DNA fragments (300 bp) containing each mutation in the VH were mixed and assembled with a linearized vector amplified from the toripalimab Fab vector containing all but the fragment region using the NEBuilder HiFi DNA Assembly Master Mix (NEB). The resulting reaction mixture was transformed into E. coli JM109 competent cells. All the colonies that appeared on the agar plate containing ampicillin sodium were collected, and the VH mutant plasmid library was extracted from the collected bacteria. A VL mutant plasmid library was constructed using the same method.

Expression and sequence analysis of toripalimab mutants

Plasmid libraries were transformed into Brevibacillus competent cells (Takara Bio). Each colony was inoculated into a 96-well deep-well plate containing 1 mL of medium. The 2SY medium supplemented with 10 g/L l-proline and 200 mM l-arginine hydrochloride was used for this study.

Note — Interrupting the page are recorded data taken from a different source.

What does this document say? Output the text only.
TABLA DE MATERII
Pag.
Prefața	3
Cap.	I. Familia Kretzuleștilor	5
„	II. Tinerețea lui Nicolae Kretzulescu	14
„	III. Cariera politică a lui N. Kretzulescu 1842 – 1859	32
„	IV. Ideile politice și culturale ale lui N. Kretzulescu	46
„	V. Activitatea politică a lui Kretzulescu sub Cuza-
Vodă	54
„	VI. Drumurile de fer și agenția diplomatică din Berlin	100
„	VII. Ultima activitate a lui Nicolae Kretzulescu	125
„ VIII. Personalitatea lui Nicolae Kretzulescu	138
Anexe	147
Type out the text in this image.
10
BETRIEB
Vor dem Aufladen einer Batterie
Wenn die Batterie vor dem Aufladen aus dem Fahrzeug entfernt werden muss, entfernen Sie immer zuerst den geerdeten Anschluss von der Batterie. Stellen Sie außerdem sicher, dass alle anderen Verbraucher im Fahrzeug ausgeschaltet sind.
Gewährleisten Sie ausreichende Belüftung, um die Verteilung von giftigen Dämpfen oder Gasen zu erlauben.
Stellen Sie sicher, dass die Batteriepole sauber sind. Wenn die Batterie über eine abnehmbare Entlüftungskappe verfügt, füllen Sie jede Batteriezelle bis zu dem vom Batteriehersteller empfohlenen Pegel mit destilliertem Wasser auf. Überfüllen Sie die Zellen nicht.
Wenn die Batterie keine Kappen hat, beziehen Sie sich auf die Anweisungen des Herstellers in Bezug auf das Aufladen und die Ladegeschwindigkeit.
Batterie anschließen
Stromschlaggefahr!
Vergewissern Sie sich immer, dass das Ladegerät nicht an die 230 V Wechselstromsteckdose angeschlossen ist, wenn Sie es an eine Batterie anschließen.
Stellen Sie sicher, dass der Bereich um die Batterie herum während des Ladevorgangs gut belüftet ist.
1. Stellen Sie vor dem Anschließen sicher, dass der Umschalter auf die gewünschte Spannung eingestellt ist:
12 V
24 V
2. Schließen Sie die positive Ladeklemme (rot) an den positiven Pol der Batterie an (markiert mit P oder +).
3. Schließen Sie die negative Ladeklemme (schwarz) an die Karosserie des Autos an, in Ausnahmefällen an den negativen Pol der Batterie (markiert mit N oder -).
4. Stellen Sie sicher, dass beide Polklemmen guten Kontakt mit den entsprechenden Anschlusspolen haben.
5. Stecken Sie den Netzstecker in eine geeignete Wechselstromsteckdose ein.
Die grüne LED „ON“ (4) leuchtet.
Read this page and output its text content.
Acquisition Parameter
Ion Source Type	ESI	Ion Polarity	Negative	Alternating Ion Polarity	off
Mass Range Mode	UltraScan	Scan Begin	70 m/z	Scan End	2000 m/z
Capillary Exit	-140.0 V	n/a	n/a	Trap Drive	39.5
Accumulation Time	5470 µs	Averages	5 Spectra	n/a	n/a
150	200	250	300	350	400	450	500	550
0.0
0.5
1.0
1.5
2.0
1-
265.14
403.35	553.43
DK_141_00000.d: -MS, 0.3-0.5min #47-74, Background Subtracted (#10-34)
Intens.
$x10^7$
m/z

The plate was covered by a gas-permeable seal and incubated at 1000 rpm at 30 °C for 60 h in a plate incubator (MBR-034P, TAITEC). Supernatants from each well were collected after performing a round of centrifugation at 2000×g for 30 min and used for SPR analysis (see below). Plasmids were extracted from the precipitates using NucleoSpin 96 Plasmid (MACHEREY–NAGEL). DNA sequences of the purified plasmids were analyzed by FASMAC Co., Ltd.

Interaction analysis using a high-throughput SPR instrument

Each Fab antibody was precipitated from the supernatant of the culture medium with 60% saturation of ammonium sulfate and then dissolved in HBS-EP (10 mM HEPES pH 7.4, 150 mM NaCl, 50 µM EDTA, and 0.05% Tween 20) at 10 times the volume of the original supernatant. Association and dissociation kinetics were analyzed using LSA (Carterra). Each Fab antibody was immobilized on the spot of the NiHC200M biosensor (Carterra) for 5 min. All the samples were immobilized and measured in duplicate. Measurements were performed using HBS-EP at 25 °C. hPD-1 or mPD-1-Fc was introduced as an analyte using a fourfold dilution series of four or five steps over a concentration range of 1–1024 nM (hPD-1) or 4–1024 nM (mPD-1-Fc) without regeneration. The association and dissociation times were 10 and 5 min, respectively. The sensor chip was regenerated using 0.5 M EDTA and 0.1 M NaOH and subsequently reused multiple times. Acquired data were analyzed using Kinetics Software (Carterra). Each sensorgram was analyzed using the following two methods, and the method with the most appropriate fit was selected to obtain the kinetic parameters.

To analyze interactions with slow dissociation, no correction was made for the starting response at each analyte concentration. The entire range of the dissociation phase was analyzed. The sensorgrams were fitted with kdka model with “Float t0” and “Float Rb (Bulk Shift)” options enabled.

To analyze the interactions with fast dissociation, the starting response at each analyte concentration was corrected to 0 RU. The dissociation time for the analysis was 1 min. The sensorgrams were fitted with kdka model with “Float t0” and “Float Rb (Bulk Shift)” options disabled.

Dataset construction

To facilitate the analysis, kon was set to 103 Ms−1, koff to 10−2 s−1, and Rmax to 100 RU for data in which binding was not confirmed using SPR, and the SPR parameters and sequence information were integrated. For the SPR parameters from the same construct, the respective medians of kon, koff, and Rmax were calculated and summarized as a dataset (Supplementary Table S2), and KD was calculated from the obtained kon and koff (koff/kon).